TÜRKİYE'de çağdaş mimarinin öncü ismidir Emin Halid Onat.
Yeni filizlenen Cumhuriyet’in kıt kaynaklarına rağmen iyi eğitim
almaları için dünyanın dört bir yanına yolladığı, memlekete
döndüklerinde öğrendiklerini aktaracak, uygulayacak bilim
insanlarından biridir.
1934’te İsviçre’deki eğitimini tamamlayıp döndükten sonra Yüksek
Mühendis Mektebi Mimarlık Şubesi’nde göreve başlamış, 30 yaşında
profesör, 36 yaşında ordinaryüs profesör olmuştur.
1944’te İTÜ’ye dönüşen okulda Mimarlık Fakültesi’ni kurmuş, ilk
dekanı olmuş, Yıldız Teknik’in Mimarlık Bölümü’nü de kuranlardan
olmuştur. Mimarlar Odası’nın 1 numaralı kurucu üyesidir.
HİÇ AKILLARINA GELMEMİŞ
Yaşarken dünyanın önemli üniversiteleri, meslek örgütleri
tarafından bolca ödüllendirilmiş, onurlandırılmıştır.
Benim de dirsek çürüttüğüm İstanbul Üniversitesi Fen-Edebiyat
Fakültesi (Sedad Hakkı Eldem’le birlikte), İstanbul Adalet Sarayı,
Kavaklıdere’deki Cenap
And Evi, Uludağ Sanatoryumu ve daha pek çok görkemli eserin
mimarıdır.
En önemli eseri ise kuşkusuz Orhan Arda ile birlikte tasarladığı
Anıtkabir’dir.
Orhan Arda’yı da biraz olsun hatırlayın, tanıyın isterim.
Emin Halid’in asistanı olarak başlamıştır akademisyenliğe.
Hocasıyla birlikte imza attığı Anıtkabir projesinin inşa süreci
(1944-1953) boyunca neredeyse şantiyede yatıp kalkmıştır.

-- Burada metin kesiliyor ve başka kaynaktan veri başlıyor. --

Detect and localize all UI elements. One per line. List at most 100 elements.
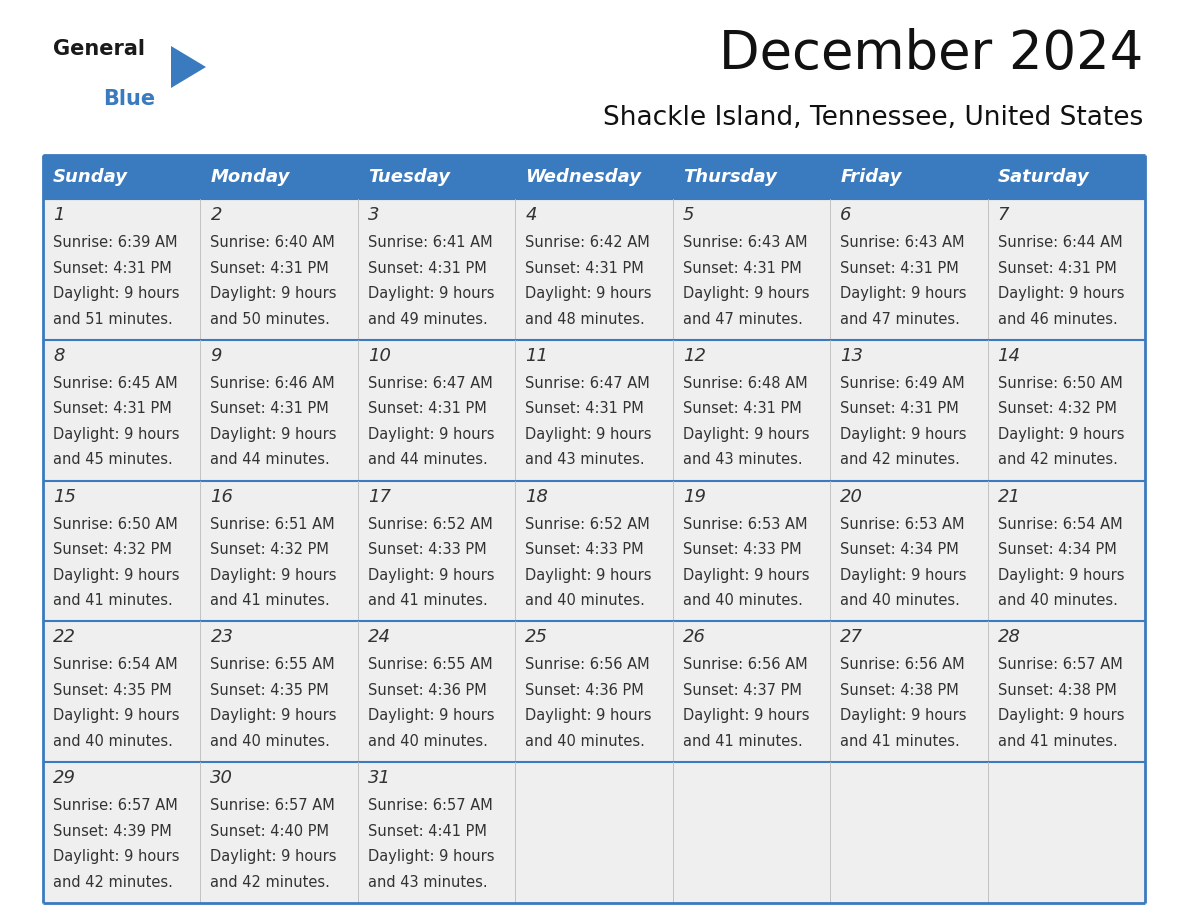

‘Anıtkabir projesinin yüklediği sorumluluk duygusuyla’ bir daha
asla hiçbir yarışmaya katılmamıştır.
Hayatını akademisyen olarak sürdürmüştür, İstanbul’da imza attığı
konutlar vardır.
PEMBE PLASTİK KELEBEK
Bu iki önemli mimarın yanı sıra Zühdü Müridoğlu’ndan Hüseyin Özkan
Anka’ya, İlhan Koman’dan Nusret Suman’a, Emin Barın’dan Turan
Erol’a kadar pek çok ressam, hattat, heykeltıraşın emeği vardır
Anıtkabir’de.
Her şeyi düşünmüştür, ince ince planlamış, oya gibi işlemiş ve
uygulamıştır bu parlak insanlar.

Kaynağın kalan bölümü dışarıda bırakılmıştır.